Wednesday, November 2nd, 2011

For those of you who have been reading my blog, you know that I am having troubles with marketing. I loved writing my book, and I would love to start on my second.  I also love doing workshops, and doing presentations, but for me, marketing just isn’t as much fun. And, I have had to face the fact that working a full time job, as a lawyer, drains much of my energy and time.

So I haven’t been really pleased with my efforts in marketing. Consequently, I made a decision. I’ll be eligible for early retirement next June, so I told my boss that I am going to avail myself of that opportunity.

I know I am lucky to have such an opportunity. But I also know that I am taking a risk. I have a well paying pleasant job, and I work with a lot of good people whom I enjoy. I am cutting myself loose from that to pursue my dream of becoming a professional speaker, workshop presenter and author. But it’s not so risky that I am freaking out and worrying myself to death.

Now that I have set the deadline for this steady paycheck, I feel motivated like never before to learn all I can about marketing. I want the book to be at the printer yesterday. I will start sending out the premier issue of my monthly self motivation newsletter.  (If you want to get on the mailing list, it’s easy to sign up right here on this page.)

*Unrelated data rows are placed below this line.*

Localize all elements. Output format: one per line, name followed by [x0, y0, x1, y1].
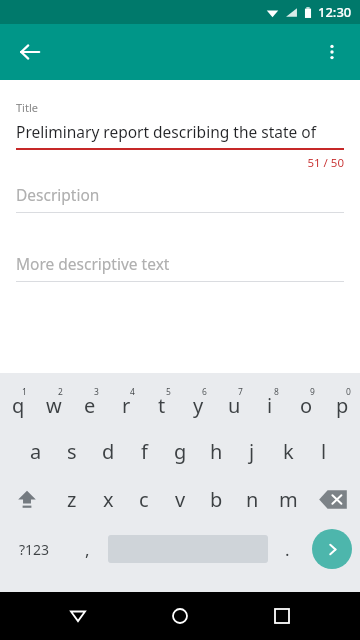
- staticText: q: [12, 392, 25, 419]
- button[interactable]: 6: [180, 379, 216, 427]
- button[interactable]: 4: [108, 379, 144, 427]
- staticText: f: [141, 438, 148, 465]
- button[interactable]: z: [54, 475, 90, 523]
- staticText: n: [246, 486, 259, 513]
- button[interactable]: .: [270, 523, 304, 575]
- staticText: b: [210, 486, 223, 513]
- button[interactable]: 1: [0, 379, 36, 427]
- staticText: .: [285, 538, 290, 561]
- staticText: a: [30, 438, 42, 465]
- staticText: 9: [310, 386, 315, 398]
- staticText: o: [300, 392, 313, 419]
- staticText: 51 / 50: [16, 155, 344, 171]
- staticText: p: [336, 392, 349, 419]
- staticText: 6: [202, 386, 207, 398]
- button[interactable]: n: [234, 475, 270, 523]
- button[interactable]: 8: [252, 379, 288, 427]
- staticText: h: [210, 438, 223, 465]
- staticText: Title: [16, 100, 38, 115]
- button[interactable]: 9: [288, 379, 324, 427]
- button[interactable]: 3: [72, 379, 108, 427]
- staticText: 5: [166, 386, 171, 398]
- staticText: 4: [130, 386, 135, 398]
- staticText: 3: [94, 386, 99, 398]
- staticText: Description: [16, 184, 100, 205]
- staticText: x: [103, 486, 114, 513]
- button[interactable]: g: [162, 427, 198, 475]
- staticText: 0: [346, 386, 351, 398]
- button[interactable]: m: [270, 475, 306, 523]
- button[interactable]: Description: [16, 184, 344, 213]
- staticText: j: [249, 438, 255, 465]
- button[interactable]: Title: [16, 100, 344, 171]
- button[interactable]: More options: [310, 30, 354, 74]
- staticText: i: [267, 392, 273, 419]
- staticText: w: [46, 392, 62, 419]
- button[interactable]: Back: [8, 30, 52, 74]
- button[interactable]: b: [198, 475, 234, 523]
- button[interactable]: 5: [144, 379, 180, 427]
- staticText: ,: [85, 538, 90, 561]
- staticText: t: [158, 392, 166, 419]
- staticText: k: [283, 438, 294, 465]
- button[interactable]: Home: [156, 592, 204, 640]
- button[interactable]: Enter: [304, 523, 360, 575]
- button[interactable]: l: [306, 427, 342, 475]
- button[interactable]: d: [90, 427, 126, 475]
- staticText: s: [67, 438, 77, 465]
- staticText: 1: [22, 386, 27, 398]
- staticText: 8: [274, 386, 279, 398]
- staticText: y: [193, 392, 204, 419]
- button[interactable]: a: [18, 427, 54, 475]
- button[interactable]: Shift: [0, 475, 54, 523]
- button[interactable]: ,: [68, 523, 106, 575]
- button[interactable]: x: [90, 475, 126, 523]
- staticText: 7: [238, 386, 243, 398]
- staticText: 12:30: [318, 3, 352, 21]
- staticText: r: [122, 392, 131, 419]
- button[interactable]: More descriptive text: [16, 253, 344, 282]
- staticText: Preliminary report describing the state …: [16, 121, 344, 142]
- staticText: g: [174, 438, 187, 465]
- button[interactable]: c: [126, 475, 162, 523]
- staticText: l: [321, 438, 327, 465]
- staticText: z: [67, 486, 77, 513]
- button[interactable]: Back: [54, 592, 102, 640]
- button[interactable]: 0: [324, 379, 360, 427]
- button[interactable]: Recents: [258, 592, 306, 640]
- staticText: u: [228, 392, 241, 419]
- button[interactable]: f: [126, 427, 162, 475]
- staticText: v: [175, 486, 186, 513]
- button[interactable]: v: [162, 475, 198, 523]
- button[interactable]: 7: [216, 379, 252, 427]
- staticText: m: [279, 486, 298, 513]
- staticText: 2: [58, 386, 63, 398]
- staticText: e: [84, 392, 96, 419]
- staticText: d: [102, 438, 115, 465]
- staticText: c: [139, 486, 149, 513]
- button[interactable]: s: [54, 427, 90, 475]
- button[interactable]: 2: [36, 379, 72, 427]
- button[interactable]: Backspace: [306, 475, 360, 523]
- button[interactable]: j: [234, 427, 270, 475]
- button[interactable]: ?123: [0, 523, 68, 575]
- staticText: More descriptive text: [16, 253, 170, 274]
- staticText: ?123: [19, 540, 50, 559]
- button[interactable]: k: [270, 427, 306, 475]
- button[interactable]: h: [198, 427, 234, 475]
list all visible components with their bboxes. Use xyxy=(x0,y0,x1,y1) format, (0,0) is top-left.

I am getting organized in my marketing, and writing it down. I purchased a zippered leather three ring binder for my marketing plan.  I got the fancy binder because I like having something that won’t get lost under a pile of papers. In the very front go my goals list which I review every day (thanks Tony R). The rest of the binder I broke up into five sections, one for each aspect of my marketing.

  1. Marketing for me as a speaker and motivations workshop presenter
  2. Marketing my book
  3. Marketing for my public speaker training workshops
  4. Products to sell
  5. Products for marketing.

Because of these three actions, my motivation to market my book is at an all time high.

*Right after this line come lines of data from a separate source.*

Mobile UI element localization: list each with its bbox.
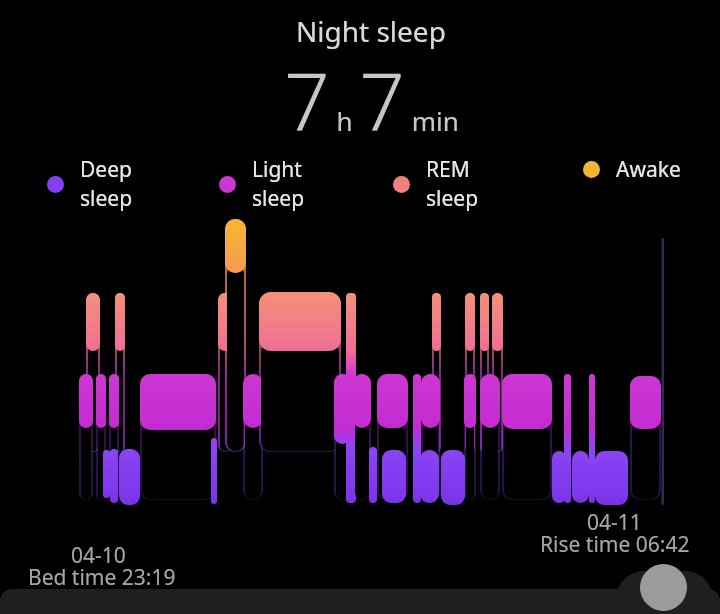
button[interactable]: REM <box>393 155 479 213</box>
staticText: Deep <box>80 155 132 184</box>
staticText: Light <box>252 155 302 184</box>
button[interactable]: Deep <box>47 155 133 213</box>
staticText: Bed time 23:19 <box>28 563 176 592</box>
button[interactable] <box>640 564 687 611</box>
staticText: Rise time 06:42 <box>540 530 690 559</box>
staticText: sleep <box>80 184 133 213</box>
staticText: 04-11 <box>587 508 642 537</box>
button[interactable]: Awake <box>583 155 681 184</box>
button[interactable]: Light <box>219 155 305 213</box>
staticText: Awake <box>616 155 681 184</box>
staticText: REM <box>426 155 470 184</box>
staticText: 04-10 <box>71 541 126 570</box>
staticText: 7 h 7 min <box>284 45 459 154</box>
staticText: sleep <box>426 184 479 213</box>
staticText: Night sleep <box>296 12 446 50</box>
button[interactable] <box>0 589 720 614</box>
staticText: sleep <box>252 184 305 213</box>
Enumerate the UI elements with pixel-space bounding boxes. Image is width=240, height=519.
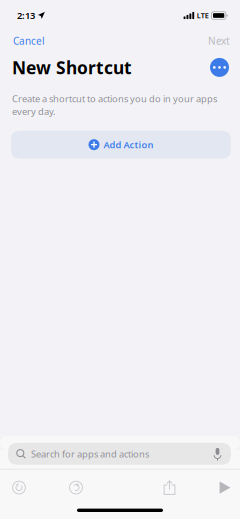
staticText: LTE: [197, 10, 209, 20]
button[interactable]: Run: [215, 481, 235, 494]
button[interactable]: More options: [210, 58, 229, 77]
button[interactable]: Undo: [8, 477, 30, 499]
button[interactable]: Add Action: [11, 131, 231, 159]
staticText: Next: [208, 34, 230, 48]
button[interactable]: Cancel: [11, 30, 47, 52]
staticText: Search for apps and actions: [31, 447, 149, 460]
staticText: New Shortcut: [12, 56, 132, 79]
staticText: Cancel: [13, 34, 45, 48]
staticText: 2:13: [17, 9, 35, 22]
staticText: Create a shortcut to actions you do in y…: [12, 92, 217, 118]
button[interactable]: Share: [159, 479, 180, 496]
button[interactable]: Redo: [65, 477, 87, 499]
staticText: Add Action: [104, 138, 154, 151]
button[interactable]: Next: [206, 30, 232, 52]
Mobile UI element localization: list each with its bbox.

There are three lessons about motivation to be learned from this.

Lesson #1: Set your risk level at a moderate place to increase your motivation. Too low and you will never accomplish anything. Accomplishing stuff increases your confidence, and, as we know from the model for self motivation, confidence in your competence is motivating.

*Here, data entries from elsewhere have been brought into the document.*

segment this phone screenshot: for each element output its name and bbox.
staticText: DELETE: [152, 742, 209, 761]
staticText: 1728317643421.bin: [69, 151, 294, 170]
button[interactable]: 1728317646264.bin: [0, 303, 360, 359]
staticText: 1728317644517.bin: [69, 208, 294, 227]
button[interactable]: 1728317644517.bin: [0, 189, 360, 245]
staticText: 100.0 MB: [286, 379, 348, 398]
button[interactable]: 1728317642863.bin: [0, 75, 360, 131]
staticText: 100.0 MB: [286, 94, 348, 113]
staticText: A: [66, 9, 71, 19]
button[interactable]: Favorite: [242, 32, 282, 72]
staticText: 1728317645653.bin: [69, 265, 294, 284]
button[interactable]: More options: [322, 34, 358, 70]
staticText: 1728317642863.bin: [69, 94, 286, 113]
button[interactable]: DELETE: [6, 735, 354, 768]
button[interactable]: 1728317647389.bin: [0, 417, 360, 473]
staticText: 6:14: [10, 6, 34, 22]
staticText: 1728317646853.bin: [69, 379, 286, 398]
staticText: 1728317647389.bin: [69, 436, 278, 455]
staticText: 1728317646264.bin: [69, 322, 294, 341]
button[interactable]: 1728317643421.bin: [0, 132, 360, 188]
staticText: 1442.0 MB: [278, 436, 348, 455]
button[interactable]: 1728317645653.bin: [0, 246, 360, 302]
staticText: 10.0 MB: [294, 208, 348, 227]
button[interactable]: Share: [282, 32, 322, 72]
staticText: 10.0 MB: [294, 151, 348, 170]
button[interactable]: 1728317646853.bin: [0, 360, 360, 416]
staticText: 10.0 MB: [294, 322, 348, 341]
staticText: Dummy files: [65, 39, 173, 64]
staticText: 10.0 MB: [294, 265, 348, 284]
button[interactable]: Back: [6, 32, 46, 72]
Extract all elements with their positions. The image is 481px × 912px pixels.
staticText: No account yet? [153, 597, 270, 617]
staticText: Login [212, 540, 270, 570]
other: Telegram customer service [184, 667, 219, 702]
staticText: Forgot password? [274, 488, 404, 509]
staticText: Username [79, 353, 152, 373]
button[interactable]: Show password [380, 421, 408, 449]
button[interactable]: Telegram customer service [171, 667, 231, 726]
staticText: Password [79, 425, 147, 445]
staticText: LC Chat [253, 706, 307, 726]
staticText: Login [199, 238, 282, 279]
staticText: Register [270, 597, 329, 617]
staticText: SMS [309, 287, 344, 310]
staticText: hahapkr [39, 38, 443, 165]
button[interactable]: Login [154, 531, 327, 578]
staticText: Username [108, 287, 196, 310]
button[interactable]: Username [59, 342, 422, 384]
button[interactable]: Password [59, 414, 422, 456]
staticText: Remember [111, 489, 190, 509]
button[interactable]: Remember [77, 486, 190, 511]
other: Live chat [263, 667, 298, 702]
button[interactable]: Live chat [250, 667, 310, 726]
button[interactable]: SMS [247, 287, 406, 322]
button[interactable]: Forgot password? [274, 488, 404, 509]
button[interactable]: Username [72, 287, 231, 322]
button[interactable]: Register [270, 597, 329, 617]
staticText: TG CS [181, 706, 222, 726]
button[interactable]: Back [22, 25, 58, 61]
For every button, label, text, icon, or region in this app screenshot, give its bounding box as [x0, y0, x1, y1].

Lesson #2: Setting a deadline is motivating. The sense of urgency will stimulate you, but also it will serve as a check against procrastination. No longer will you be able to use the excuse, “What’s one more day?” My favorite marketing coaches, Bill Glazer and Dan Kennedy, always harp on taking action NOW. If you wait till it is perfect, you may miss the key opportunity and possibly you will never take action.

Lesson #3: Getting organized is motivating. Anytime I have time to do some work, all I need to do is look at the binder and I get focused. When I prepare my goals for the month, all I need to do is look at the binder, and they jump out at me. I always have something to do, and I know any task I take from my binder is furthering my goals.

When you are motivated life is so much more fun and you get so much more done. Use these three lessons to make your life more productive and fun.